She was proud. That much she knew. Lying in the hot Italian sun she turned once again watching as the world whirled and became submerged in the rose tint of her pink sunglasses. She smiled to herself hearing the screams of her friends as they splashed in the water becoming teenagers once again.
Your pride will ward off every man like a bad omen. He had said, smug black face shining in the sun as he looked down at her like a plate of rotten food. Had it been possible to spontaneously combust she would have done then. Bursting into a million drops of seawater and melting back into the ocean she loved so much. But she had laughed though her face burned from embarrassment turning her dark black skin into a mosaic of brown. Later she sat in the choked silence of her bedroom, staring at nothingness as the grief within her bubbled up her throat making it too difficult to cry. It seemed even her tears wanted leave of her.
She turned over the memories now, running her fingers across them though they still stung. Not because she still loved him but because she wished she had loved her younger self. Forgetting that though lovers would come and go she would always be left in her own company. She smiled with pleasure feeling the sun on skin left uncovered by her bikini.

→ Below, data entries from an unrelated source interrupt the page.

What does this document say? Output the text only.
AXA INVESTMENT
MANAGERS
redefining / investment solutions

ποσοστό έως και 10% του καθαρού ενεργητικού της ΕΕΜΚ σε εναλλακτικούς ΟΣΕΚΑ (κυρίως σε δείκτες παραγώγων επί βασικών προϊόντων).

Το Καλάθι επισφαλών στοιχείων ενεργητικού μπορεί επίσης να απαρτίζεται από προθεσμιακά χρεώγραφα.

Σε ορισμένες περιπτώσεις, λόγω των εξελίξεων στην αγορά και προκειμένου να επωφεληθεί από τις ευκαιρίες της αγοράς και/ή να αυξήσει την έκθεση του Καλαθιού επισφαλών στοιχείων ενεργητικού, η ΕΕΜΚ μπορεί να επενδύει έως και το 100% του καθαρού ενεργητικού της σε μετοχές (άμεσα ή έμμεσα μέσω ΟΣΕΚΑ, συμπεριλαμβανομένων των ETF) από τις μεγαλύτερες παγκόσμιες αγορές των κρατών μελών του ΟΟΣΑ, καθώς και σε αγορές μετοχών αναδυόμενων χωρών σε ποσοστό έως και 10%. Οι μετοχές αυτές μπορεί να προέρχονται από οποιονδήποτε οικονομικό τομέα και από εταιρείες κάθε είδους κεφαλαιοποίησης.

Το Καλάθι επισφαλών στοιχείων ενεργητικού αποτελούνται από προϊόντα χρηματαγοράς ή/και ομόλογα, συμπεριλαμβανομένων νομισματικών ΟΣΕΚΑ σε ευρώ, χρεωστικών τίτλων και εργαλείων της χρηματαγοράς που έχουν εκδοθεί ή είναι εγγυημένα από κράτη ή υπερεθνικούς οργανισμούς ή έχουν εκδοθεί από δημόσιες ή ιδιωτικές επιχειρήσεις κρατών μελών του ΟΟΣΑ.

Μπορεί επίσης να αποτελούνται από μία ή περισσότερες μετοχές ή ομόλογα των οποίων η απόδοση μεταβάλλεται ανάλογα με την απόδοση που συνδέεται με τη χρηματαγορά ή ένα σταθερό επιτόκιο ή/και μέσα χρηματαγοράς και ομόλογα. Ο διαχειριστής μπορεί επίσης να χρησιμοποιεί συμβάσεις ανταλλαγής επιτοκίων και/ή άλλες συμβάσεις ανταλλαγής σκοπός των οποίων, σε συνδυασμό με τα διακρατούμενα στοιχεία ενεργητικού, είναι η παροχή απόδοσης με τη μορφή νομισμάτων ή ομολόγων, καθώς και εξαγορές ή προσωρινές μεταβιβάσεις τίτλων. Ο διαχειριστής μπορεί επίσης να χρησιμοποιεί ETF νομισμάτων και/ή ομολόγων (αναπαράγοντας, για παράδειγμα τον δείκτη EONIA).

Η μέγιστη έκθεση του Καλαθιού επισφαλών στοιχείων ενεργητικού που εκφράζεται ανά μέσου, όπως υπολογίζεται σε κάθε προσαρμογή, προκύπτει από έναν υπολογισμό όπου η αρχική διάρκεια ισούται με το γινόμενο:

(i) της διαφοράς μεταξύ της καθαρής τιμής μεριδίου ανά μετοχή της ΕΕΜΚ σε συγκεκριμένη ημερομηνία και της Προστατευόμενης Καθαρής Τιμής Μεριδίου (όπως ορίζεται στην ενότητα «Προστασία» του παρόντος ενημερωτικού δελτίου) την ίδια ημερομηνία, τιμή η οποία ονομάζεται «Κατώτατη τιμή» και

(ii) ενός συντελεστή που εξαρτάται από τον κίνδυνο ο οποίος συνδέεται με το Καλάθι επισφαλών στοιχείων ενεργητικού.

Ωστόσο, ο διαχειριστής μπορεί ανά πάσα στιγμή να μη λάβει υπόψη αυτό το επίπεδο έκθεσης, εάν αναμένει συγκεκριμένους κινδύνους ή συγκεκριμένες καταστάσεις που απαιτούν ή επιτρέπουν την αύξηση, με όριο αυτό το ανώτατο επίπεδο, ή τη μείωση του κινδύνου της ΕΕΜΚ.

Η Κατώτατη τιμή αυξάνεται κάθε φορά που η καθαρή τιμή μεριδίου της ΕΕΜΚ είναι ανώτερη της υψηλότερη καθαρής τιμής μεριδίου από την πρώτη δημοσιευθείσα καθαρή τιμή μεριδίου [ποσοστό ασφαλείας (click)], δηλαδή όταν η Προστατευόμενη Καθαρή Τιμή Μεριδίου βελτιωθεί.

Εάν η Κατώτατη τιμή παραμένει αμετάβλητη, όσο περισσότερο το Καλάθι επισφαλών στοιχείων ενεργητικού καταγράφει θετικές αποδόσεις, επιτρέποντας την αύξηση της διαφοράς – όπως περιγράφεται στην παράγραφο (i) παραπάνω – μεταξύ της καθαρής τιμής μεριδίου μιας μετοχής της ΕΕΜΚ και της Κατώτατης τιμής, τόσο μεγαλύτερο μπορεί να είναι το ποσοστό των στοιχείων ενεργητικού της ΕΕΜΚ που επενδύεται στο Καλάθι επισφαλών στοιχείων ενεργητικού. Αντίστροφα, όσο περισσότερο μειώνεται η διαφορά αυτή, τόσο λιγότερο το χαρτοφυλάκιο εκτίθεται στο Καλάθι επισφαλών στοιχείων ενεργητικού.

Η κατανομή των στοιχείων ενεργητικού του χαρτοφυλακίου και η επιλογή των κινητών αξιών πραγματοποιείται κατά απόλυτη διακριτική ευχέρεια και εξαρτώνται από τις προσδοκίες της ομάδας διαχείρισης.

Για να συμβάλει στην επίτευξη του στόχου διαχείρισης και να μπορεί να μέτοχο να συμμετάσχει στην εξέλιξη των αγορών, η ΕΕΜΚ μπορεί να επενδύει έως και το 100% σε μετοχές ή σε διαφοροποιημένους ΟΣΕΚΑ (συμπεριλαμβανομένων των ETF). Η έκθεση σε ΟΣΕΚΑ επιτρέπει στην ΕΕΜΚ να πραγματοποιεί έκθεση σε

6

“What are you thinking of ya amar?” a familiar voice asked. She turned to her girlfriend, taking off her sunglasses.
“How far I’ve come,” she said before she could even think, so affected by her love for Faiza she could not contemplate a better answer. Her girlfriend’s dark brown eyes smiled though she herself said nothing but stroked Khadija’s cheek. Though they had lain together many nights, Khadija still marveled at the beauty of the meeting of their skin. Faiza’s almost black limbs and Khadija’s own date-colored ones made a kaleidoscope of two different shades of black beautifully twirled together.
“My love you changed my life,” Khadija said. Her girlfriend smiled almost imperceptibly, opening her mouth to say something. Suddenly Faiza’s face rippled like the surface of a pond a bored child had skipped rocks over. Khadija reached towards her girlfriend as Faiza’s warm face was pulled away from her by invisible hands. Stretching out with all her might to grab a life and lover never hers.
She woke up drenched in sweat. Khadija turned, feeling his body heat next to her in the already sweltering air. He had claimed her as his own years ago when she was too naïve to know some roses — no matter how pretty their petals — smelled of nothing but poison and bad love. The kind of love that belonged to dark motel rooms wrapped in cigarette smoke and old birdcages painted with layers of dust by years of abandonment in a backyard shed. Suddenly looking at him she knew this thing between them had never been love.